The Department of the Interior is admitting that records in Indian probate cases were exposed on the public internet.

In a statement on Friday, the department said records from 26 cases were exposed between December 13, 2019, and January 15, 2021. Information for about 238 individual Indians were affected.

“We deeply regret this incident and any inconvenience to those who may have been impacted,” the statement read. “We are committed to protecting the privacy of individuals, providing resources to those who have been affected, and ensuring this type of incident does not occur again.”

According to the statement, the information was exposed as a result of a “misconfigured setting” on the department’s website. Interior claims the incident was “not a cyber-attack.”

The setting affected searches conducted on the Office of Hearings and Appeals (OHA) website. According to Interior, the misconfiguration only impacted Indian probate hearings and appeals — not any other types of cases.

“The issue that led to this incident has been resolved and Interior is working to review processes and protocols to identify any further corrective actions and implement additional safeguards to enhance security and protect the privacy of individuals,” the department said.

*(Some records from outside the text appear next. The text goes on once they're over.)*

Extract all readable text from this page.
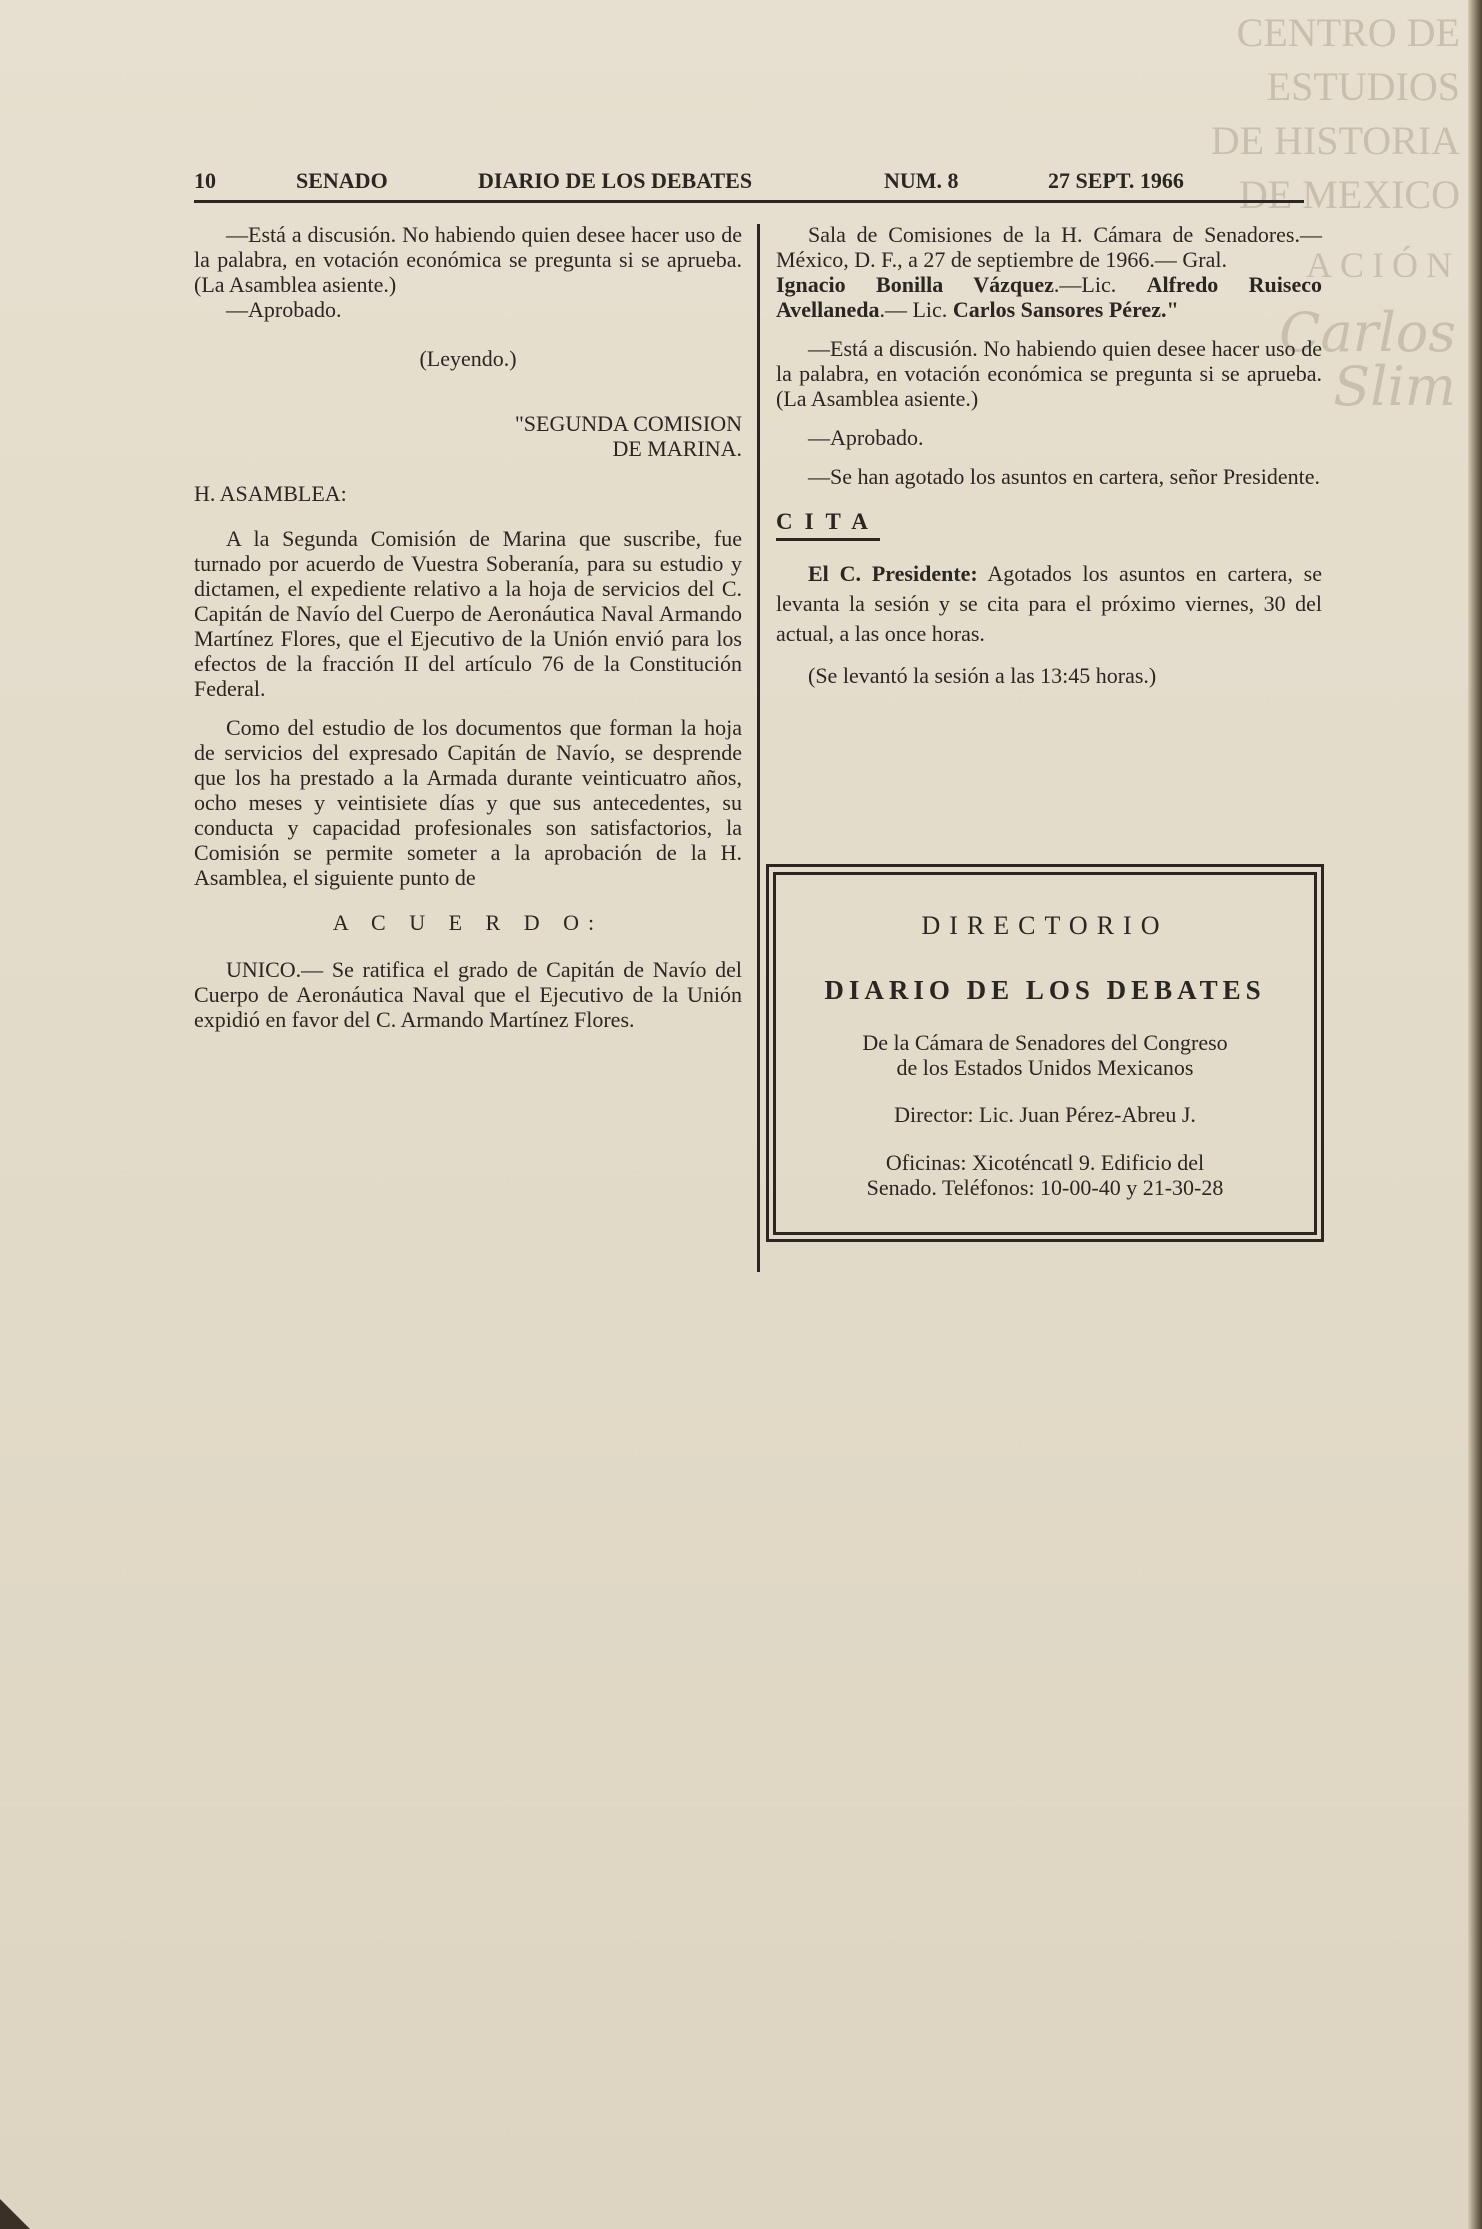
CENTRO DE
ESTUDIOS
DE HISTORIA
DE MEXICO
ACIÓN
Carlos Slim
10	SENADO	DIARIO DE LOS DEBATES	NUM. 8	27 SEPT. 1966

—Está a discusión. No habiendo quien desee hacer uso de la palabra, en votación económica se pregunta si se aprueba. (La Asamblea asiente.)

—Aprobado.

(Leyendo.)

"SEGUNDA COMISION
DE MARINA.

H. ASAMBLEA:

A la Segunda Comisión de Marina que suscribe, fue turnado por acuerdo de Vuestra Soberanía, para su estudio y dictamen, el expediente relativo a la hoja de servicios del C. Capitán de Navío del Cuerpo de Aeronáutica Naval Armando Martínez Flores, que el Ejecutivo de la Unión envió para los efectos de la fracción II del artículo 76 de la Constitución Federal.

Como del estudio de los documentos que forman la hoja de servicios del expresado Capitán de Navío, se desprende que los ha prestado a la Armada durante veinticuatro años, ocho meses y veintisiete días y que sus antecedentes, su conducta y capacidad profesionales son satisfactorios, la Comisión se permite someter a la aprobación de la H. Asamblea, el siguiente punto de

A C U E R D O:

UNICO.— Se ratifica el grado de Capitán de Navío del Cuerpo de Aeronáutica Naval que el Ejecutivo de la Unión expidió en favor del C. Armando Martínez Flores.

Sala de Comisiones de la H. Cámara de Senadores.— México, D. F., a 27 de septiembre de 1966.— Gral. Ignacio Bonilla Vázquez.—Lic. Alfredo Ruiseco Avellaneda.— Lic. Carlos Sansores Pérez."

—Está a discusión. No habiendo quien desee hacer uso de la palabra, en votación económica se pregunta si se aprueba. (La Asamblea asiente.)

—Aprobado.

—Se han agotado los asuntos en cartera, señor Presidente.

CITA

El C. Presidente: Agotados los asuntos en cartera, se levanta la sesión y se cita para el próximo viernes, 30 del actual, a las once horas.

(Se levantó la sesión a las 13:45 horas.)

DIRECTORIO
DIARIO DE LOS DEBATES
De la Cámara de Senadores del Congreso
de los Estados Unidos Mexicanos
Director: Lic. Juan Pérez-Abreu J.
Oficinas: Xicoténcatl 9. Edificio del
Senado. Teléfonos: 10-00-40 y 21-30-28
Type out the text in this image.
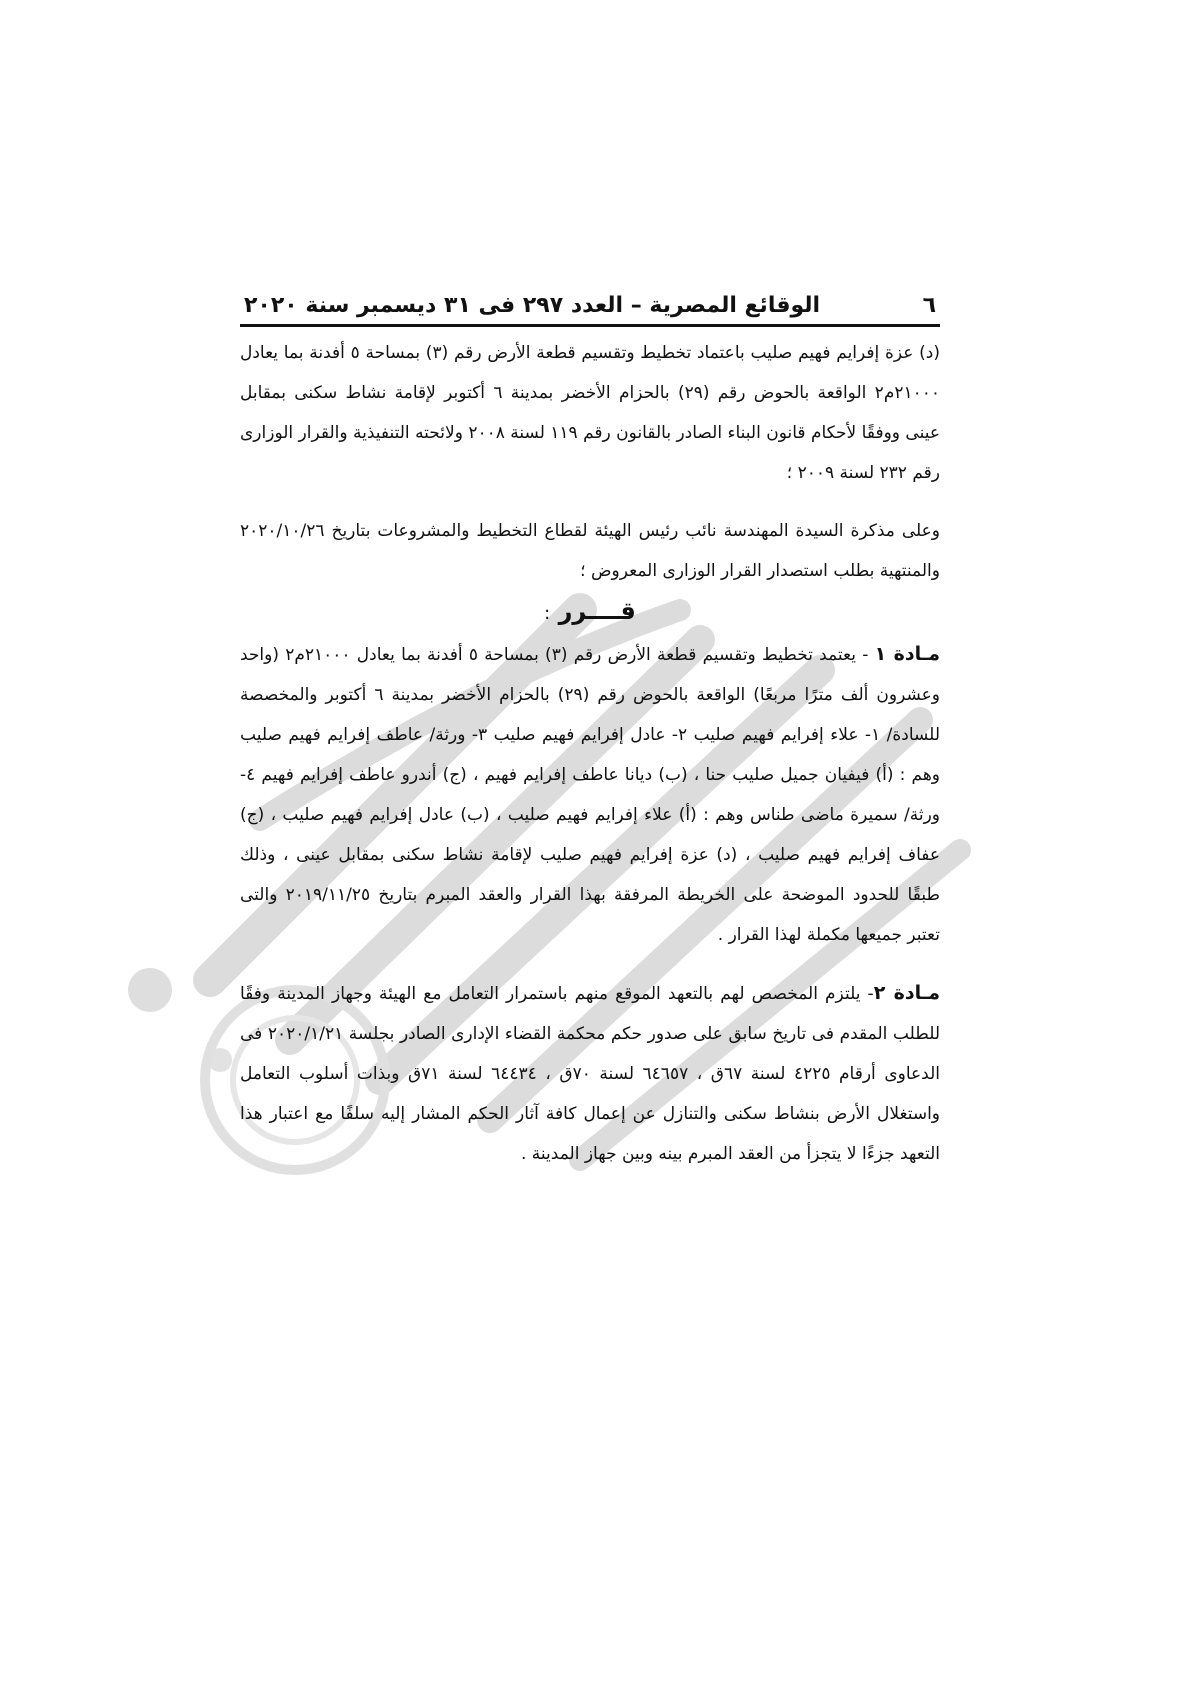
٦
الوقائع المصرية – العدد ٢٩٧ فى ٣١ ديسمبر سنة ٢٠٢٠

(د) عزة إفرايم فهيم صليب باعتماد تخطيط وتقسيم قطعة الأرض رقم (٣) بمساحة ٥ أفدنة بما يعادل ٢١٠٠٠م٢ الواقعة بالحوض رقم (٢٩) بالحزام الأخضر بمدينة ٦ أكتوبر لإقامة نشاط سكنى بمقابل عينى ووفقًا لأحكام قانون البناء الصادر بالقانون رقم ١١٩ لسنة ٢٠٠٨ ولائحته التنفيذية والقرار الوزارى رقم ٢٣٢ لسنة ٢٠٠٩ ؛

وعلى مذكرة السيدة المهندسة نائب رئيس الهيئة لقطاع التخطيط والمشروعات بتاريخ ٢٠٢٠/١٠/٢٦ والمنتهية بطلب استصدار القرار الوزارى المعروض ؛

قــــرر :

مـادة ١ - يعتمد تخطيط وتقسيم قطعة الأرض رقم (٣) بمساحة ٥ أفدنة بما يعادل ٢١٠٠٠م٢ (واحد وعشرون ألف مترًا مربعًا) الواقعة بالحوض رقم (٢٩) بالحزام الأخضر بمدينة ٦ أكتوبر والمخصصة للسادة/ ١- علاء إفرايم فهيم صليب ٢- عادل إفرايم فهيم صليب ٣- ورثة/ عاطف إفرايم فهيم صليب وهم : (أ) فيفيان جميل صليب حنا ، (ب) ديانا عاطف إفرايم فهيم ، (ج) أندرو عاطف إفرايم فهيم ٤- ورثة/ سميرة ماضى طناس وهم : (أ) علاء إفرايم فهيم صليب ، (ب) عادل إفرايم فهيم صليب ، (ج) عفاف إفرايم فهيم صليب ، (د) عزة إفرايم فهيم صليب لإقامة نشاط سكنى بمقابل عينى ، وذلك طبقًا للحدود الموضحة على الخريطة المرفقة بهذا القرار والعقد المبرم بتاريخ ٢٠١٩/١١/٢٥ والتى تعتبر جميعها مكملة لهذا القرار .

مـادة ٢- يلتزم المخصص لهم بالتعهد الموقع منهم باستمرار التعامل مع الهيئة وجهاز المدينة وفقًا للطلب المقدم فى تاريخ سابق على صدور حكم محكمة القضاء الإدارى الصادر بجلسة ٢٠٢٠/١/٢١ فى الدعاوى أرقام ٤٢٢٥ لسنة ٦٧ق ، ٦٤٦٥٧ لسنة ٧٠ق ، ٦٤٤٣٤ لسنة ٧١ق وبذات أسلوب التعامل واستغلال الأرض بنشاط سكنى والتنازل عن إعمال كافة آثار الحكم المشار إليه سلفًا مع اعتبار هذا التعهد جزءًا لا يتجزأ من العقد المبرم بينه وبين جهاز المدينة .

As of Friday afternoon, the search function on the OHA site remains offline.

“On January 14, 2021, the Department of the Interior’s Office of Hearings and Appeals (OHA) discovered a data breach on its Search Decisions website that supports historical searches on publicly available decisions. OHA immediately took the Search Decisions website offline and initiated an investigation. The incident was determined to be the result of a misconfiguration and was not a cyber-attack. It involved an undetected software misconfiguration that allowed a limited number of records related to Indian probate hearings and appeals proceedings to be disclosed when searches were conducted on the site.

“OHA is working with Department offices to conduct a thorough investigation that includes technical evaluations of system configurations, logs, and an in-depth assessment of case files and data elements to assess the risks to potentially affected individuals. These assessments include extensive coordination with multiple offices and the technical issues will be resolved prior to making the Search Decisions website available to the public.

“We have determined that due to the misconfigured setting, searches conducted on the Search Decisions website between December 13, 2019, and January 15, 2021 may have permitted unauthorized access to documents that contained the personally identifiable information of parties involved in Indian probate hearings and appeals proceedings. Based on current findings, OHA identified 26 cases that may have been accessed that contain records of approximately 238 affected individuals.

“We deeply regret this incident and any inconvenience to those who may have been impacted. We are committed to protecting the privacy of individuals, providing resources to those who have been affected, and ensuring this type of incident does not occur again. OHA will notify the affected individuals and include an offer of identity protection services at no cost to them as soon as practicable after the final technical evaluation. Any additional affected individuals who are identified during our investigation will also receive notification and support services.

“The issue that led to this incident has been resolved and Interior is working to review processes and protocols to identify any further corrective actions and implement additional safeguards to enhance security and protect the privacy of individuals.”